Website Builder Pros and Cons
- They’re cheaper than hiring a developer: Most website builders cost $6 – $14 per month – that’s less than most developers charge per hour.
- You get more control over the creative process: Website builders are beginner-friendly and require no technical skills, meaning you don’t have to rely on someone else to execute your vision.
- You can make changes whenever: If you want to tweak your site after it’s live, you can do it on your own time without having to contact your developer for help.
- They’re not as scalable as developer-built sites: A developer has better tools to help grow your site’s features and audience a lot over time.
- Design is more limited: Website builders are very flexible, but developers can still offer more design freedom.
- They require a (small) time investment: A website builder can get your site live in just a few hours, as opposed to working with a developer for weeks. But you’ll be the one putting in those few hours of work!
Why I Used a Website Builder: Alexandra Seagal, Animalso
“I have worked with website developers before and had both positive and negative experiences, but when launching our current website, we decided to use a website builder instead.
We did this after looking at available templates, and realizing that we could accomplish everything we wanted to in-house. Although developers can offer a completely custom site, if you don’t need that, it is a huge expense that you can avoid paying. One advantage to a website builder is that you know exactly what you are getting, and you don’t have to throw away thousands of dollars if you hire someone who turns out to be a bad pick.”
How to Choose a Website Builder
It’s a lot like choosing a web developer: There are tons of options out there, and you need to narrow it down to the highest quality platforms. If that sounds like a daunting task, don’t worry – we’ve already tested and researched the best website builders on the market.
Wix, Squarespace, and Weebly earned the top three spots in our analysis, and you can see how they compare below:
- Wix is the all-around best website builder in our research. Its prices start at $14 per month, and it offers 500+ templates.

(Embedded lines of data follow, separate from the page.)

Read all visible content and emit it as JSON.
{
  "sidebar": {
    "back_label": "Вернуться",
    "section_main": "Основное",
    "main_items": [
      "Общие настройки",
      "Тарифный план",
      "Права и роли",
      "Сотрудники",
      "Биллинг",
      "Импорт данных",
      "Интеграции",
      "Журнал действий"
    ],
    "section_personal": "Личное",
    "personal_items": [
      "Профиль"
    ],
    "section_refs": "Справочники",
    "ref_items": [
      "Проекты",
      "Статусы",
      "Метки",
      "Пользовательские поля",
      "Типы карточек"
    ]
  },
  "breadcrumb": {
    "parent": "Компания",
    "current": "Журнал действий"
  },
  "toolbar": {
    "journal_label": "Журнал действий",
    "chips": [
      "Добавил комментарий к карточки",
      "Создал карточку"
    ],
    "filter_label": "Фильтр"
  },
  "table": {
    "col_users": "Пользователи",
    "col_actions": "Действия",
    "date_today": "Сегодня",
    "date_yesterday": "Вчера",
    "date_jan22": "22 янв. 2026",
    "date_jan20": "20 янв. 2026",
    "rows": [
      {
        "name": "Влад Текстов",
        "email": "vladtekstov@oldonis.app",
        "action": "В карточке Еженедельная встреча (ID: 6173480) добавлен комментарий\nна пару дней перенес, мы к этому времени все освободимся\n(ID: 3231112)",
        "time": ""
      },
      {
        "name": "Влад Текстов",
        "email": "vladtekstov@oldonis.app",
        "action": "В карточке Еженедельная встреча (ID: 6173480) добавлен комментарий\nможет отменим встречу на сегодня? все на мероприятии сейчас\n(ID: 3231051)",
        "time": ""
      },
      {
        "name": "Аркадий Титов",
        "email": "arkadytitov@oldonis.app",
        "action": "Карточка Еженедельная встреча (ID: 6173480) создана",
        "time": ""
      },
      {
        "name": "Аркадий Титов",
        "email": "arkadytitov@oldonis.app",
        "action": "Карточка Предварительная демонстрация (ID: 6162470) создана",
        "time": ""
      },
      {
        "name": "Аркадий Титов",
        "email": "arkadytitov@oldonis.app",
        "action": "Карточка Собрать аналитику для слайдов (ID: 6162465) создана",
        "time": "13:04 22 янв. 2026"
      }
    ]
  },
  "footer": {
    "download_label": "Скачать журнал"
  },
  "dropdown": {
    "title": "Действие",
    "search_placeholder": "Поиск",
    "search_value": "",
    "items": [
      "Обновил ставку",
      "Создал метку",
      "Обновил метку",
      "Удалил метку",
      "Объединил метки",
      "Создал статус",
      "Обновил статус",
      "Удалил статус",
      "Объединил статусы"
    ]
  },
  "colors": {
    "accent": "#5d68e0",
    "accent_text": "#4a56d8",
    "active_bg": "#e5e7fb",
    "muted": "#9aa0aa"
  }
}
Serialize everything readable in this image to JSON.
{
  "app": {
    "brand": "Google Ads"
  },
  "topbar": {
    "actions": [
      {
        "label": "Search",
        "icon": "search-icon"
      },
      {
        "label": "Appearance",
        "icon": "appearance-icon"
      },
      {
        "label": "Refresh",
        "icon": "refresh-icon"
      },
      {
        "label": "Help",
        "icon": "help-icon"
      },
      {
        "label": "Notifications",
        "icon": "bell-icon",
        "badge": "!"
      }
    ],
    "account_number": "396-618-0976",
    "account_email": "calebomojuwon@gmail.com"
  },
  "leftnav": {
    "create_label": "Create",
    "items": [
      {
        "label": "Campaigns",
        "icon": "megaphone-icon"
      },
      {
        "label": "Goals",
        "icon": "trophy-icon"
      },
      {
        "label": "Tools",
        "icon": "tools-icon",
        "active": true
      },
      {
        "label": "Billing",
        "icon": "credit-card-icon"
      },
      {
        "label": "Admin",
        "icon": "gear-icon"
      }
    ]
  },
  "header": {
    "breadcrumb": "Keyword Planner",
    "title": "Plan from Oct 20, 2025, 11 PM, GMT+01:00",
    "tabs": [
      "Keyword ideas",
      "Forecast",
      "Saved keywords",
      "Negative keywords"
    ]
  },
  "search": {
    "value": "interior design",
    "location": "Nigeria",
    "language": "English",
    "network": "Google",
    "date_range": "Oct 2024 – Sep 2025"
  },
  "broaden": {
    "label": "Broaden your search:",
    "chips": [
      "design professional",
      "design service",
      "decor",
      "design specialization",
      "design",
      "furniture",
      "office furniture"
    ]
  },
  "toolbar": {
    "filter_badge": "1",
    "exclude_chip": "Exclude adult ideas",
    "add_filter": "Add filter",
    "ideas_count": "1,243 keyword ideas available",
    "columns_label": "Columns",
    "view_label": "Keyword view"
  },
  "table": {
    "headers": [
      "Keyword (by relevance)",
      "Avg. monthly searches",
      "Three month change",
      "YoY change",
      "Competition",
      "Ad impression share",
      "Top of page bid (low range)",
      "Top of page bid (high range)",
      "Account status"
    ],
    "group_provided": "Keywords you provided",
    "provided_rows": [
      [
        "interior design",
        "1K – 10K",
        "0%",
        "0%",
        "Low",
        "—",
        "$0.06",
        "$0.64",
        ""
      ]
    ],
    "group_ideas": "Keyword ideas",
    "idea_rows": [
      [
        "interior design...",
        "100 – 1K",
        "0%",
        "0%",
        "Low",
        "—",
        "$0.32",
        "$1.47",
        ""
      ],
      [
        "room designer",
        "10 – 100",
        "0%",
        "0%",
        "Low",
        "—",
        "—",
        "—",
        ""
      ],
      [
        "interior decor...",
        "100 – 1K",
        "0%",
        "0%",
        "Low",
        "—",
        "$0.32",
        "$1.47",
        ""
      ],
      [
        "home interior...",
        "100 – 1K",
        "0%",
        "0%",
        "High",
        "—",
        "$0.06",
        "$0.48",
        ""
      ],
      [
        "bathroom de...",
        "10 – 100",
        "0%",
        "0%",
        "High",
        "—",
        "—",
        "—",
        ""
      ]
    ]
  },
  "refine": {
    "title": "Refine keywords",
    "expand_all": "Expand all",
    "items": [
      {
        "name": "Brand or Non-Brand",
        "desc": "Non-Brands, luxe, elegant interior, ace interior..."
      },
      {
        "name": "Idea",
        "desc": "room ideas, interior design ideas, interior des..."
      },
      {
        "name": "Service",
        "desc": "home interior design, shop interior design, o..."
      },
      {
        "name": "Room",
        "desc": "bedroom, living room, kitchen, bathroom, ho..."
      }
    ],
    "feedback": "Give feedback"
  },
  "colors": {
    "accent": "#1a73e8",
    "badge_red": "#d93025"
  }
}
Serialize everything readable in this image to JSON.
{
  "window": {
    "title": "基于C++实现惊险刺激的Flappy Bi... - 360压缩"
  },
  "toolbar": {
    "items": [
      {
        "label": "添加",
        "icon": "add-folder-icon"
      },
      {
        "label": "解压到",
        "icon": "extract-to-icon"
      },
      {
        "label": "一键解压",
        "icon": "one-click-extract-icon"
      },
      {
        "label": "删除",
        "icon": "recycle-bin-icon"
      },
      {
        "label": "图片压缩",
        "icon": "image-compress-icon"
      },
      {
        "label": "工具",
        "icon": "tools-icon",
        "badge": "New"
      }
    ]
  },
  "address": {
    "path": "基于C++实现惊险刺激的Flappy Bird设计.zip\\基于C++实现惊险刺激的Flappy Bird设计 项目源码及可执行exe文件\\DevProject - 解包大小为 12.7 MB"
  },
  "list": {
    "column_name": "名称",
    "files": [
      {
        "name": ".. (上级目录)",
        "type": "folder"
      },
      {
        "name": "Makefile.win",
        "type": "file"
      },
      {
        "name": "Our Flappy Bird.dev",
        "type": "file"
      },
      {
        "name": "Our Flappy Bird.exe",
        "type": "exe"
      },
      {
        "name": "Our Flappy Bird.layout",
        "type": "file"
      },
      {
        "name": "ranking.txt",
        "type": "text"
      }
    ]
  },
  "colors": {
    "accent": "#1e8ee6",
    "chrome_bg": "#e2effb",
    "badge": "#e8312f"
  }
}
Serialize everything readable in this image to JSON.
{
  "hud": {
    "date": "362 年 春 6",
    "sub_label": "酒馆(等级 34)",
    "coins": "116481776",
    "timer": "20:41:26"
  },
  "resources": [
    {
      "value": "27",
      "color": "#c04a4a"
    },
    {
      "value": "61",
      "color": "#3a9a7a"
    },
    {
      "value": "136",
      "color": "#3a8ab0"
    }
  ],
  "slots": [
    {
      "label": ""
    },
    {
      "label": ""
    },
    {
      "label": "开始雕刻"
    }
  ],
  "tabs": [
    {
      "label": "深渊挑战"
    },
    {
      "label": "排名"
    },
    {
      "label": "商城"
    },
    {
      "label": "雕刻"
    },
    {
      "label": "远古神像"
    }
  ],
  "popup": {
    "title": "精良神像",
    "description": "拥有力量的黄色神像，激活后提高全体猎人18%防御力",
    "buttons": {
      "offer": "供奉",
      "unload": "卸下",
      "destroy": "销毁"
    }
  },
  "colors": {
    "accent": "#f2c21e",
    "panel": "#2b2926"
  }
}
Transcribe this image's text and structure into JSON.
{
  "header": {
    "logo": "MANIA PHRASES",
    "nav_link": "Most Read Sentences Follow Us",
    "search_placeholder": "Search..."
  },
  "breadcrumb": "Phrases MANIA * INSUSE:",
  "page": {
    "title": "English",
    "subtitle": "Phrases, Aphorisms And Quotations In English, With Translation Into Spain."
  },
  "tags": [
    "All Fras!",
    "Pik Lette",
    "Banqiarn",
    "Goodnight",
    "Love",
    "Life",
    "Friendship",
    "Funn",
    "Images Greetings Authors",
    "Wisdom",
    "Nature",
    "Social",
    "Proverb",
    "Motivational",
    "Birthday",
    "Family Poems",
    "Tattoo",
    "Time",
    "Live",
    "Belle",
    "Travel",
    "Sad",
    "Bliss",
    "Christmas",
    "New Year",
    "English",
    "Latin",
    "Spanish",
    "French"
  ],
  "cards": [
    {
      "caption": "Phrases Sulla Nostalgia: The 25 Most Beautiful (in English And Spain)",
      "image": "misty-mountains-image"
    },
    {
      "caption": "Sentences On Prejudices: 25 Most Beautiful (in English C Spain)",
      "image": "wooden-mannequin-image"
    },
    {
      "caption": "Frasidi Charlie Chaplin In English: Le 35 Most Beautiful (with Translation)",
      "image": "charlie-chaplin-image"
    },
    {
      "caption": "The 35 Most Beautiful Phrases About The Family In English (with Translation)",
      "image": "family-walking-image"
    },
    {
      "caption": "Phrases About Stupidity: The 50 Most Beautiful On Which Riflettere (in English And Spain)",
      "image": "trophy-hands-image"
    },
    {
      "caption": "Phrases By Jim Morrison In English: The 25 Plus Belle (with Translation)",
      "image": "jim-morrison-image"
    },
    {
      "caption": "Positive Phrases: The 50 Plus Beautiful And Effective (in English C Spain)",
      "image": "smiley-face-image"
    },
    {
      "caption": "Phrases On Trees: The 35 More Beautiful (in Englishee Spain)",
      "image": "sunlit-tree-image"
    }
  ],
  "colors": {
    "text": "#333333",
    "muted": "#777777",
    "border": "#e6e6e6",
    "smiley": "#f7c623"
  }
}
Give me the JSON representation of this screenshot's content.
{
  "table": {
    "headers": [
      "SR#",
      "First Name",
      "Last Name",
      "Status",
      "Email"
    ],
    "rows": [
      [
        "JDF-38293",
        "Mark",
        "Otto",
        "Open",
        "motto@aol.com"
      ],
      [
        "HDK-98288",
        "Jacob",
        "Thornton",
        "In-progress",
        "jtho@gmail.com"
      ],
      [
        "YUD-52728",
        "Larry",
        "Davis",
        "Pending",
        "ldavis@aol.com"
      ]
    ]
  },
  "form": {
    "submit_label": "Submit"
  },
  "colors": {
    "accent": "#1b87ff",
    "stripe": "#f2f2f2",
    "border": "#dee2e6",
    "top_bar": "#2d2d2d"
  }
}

- Squarespace is the best website builder for creatives. Its prices start at $12 per month, and it offers 100+ templates.
- Weebly is the best website builder for small businesses. Its prices start at $8 per month, and it offers 50+ templates.
To recap, here’s how to find a web developer that will work well with you in three steps:
- Decide whether you need a front end, back end, or full stack developer
- Identify your goals and budget
- Compare developers in an online marketplace, or use Google reviews to search locally
Should I Hire a Web Developer?
Hiring a web developer isn’t for everyone, but you should consider it if…
- You have a sizeable budget
- You don’t have time/don’t want to create a site yourself
- You don’t mind being a little removed from the creative process
- You need a website that you can grow a lot over time
And if that doesn’t sound like you, remember that website builders are always a cheaper, beginner-friendly option – and there are plenty of free website builders that you can try without spending a dime.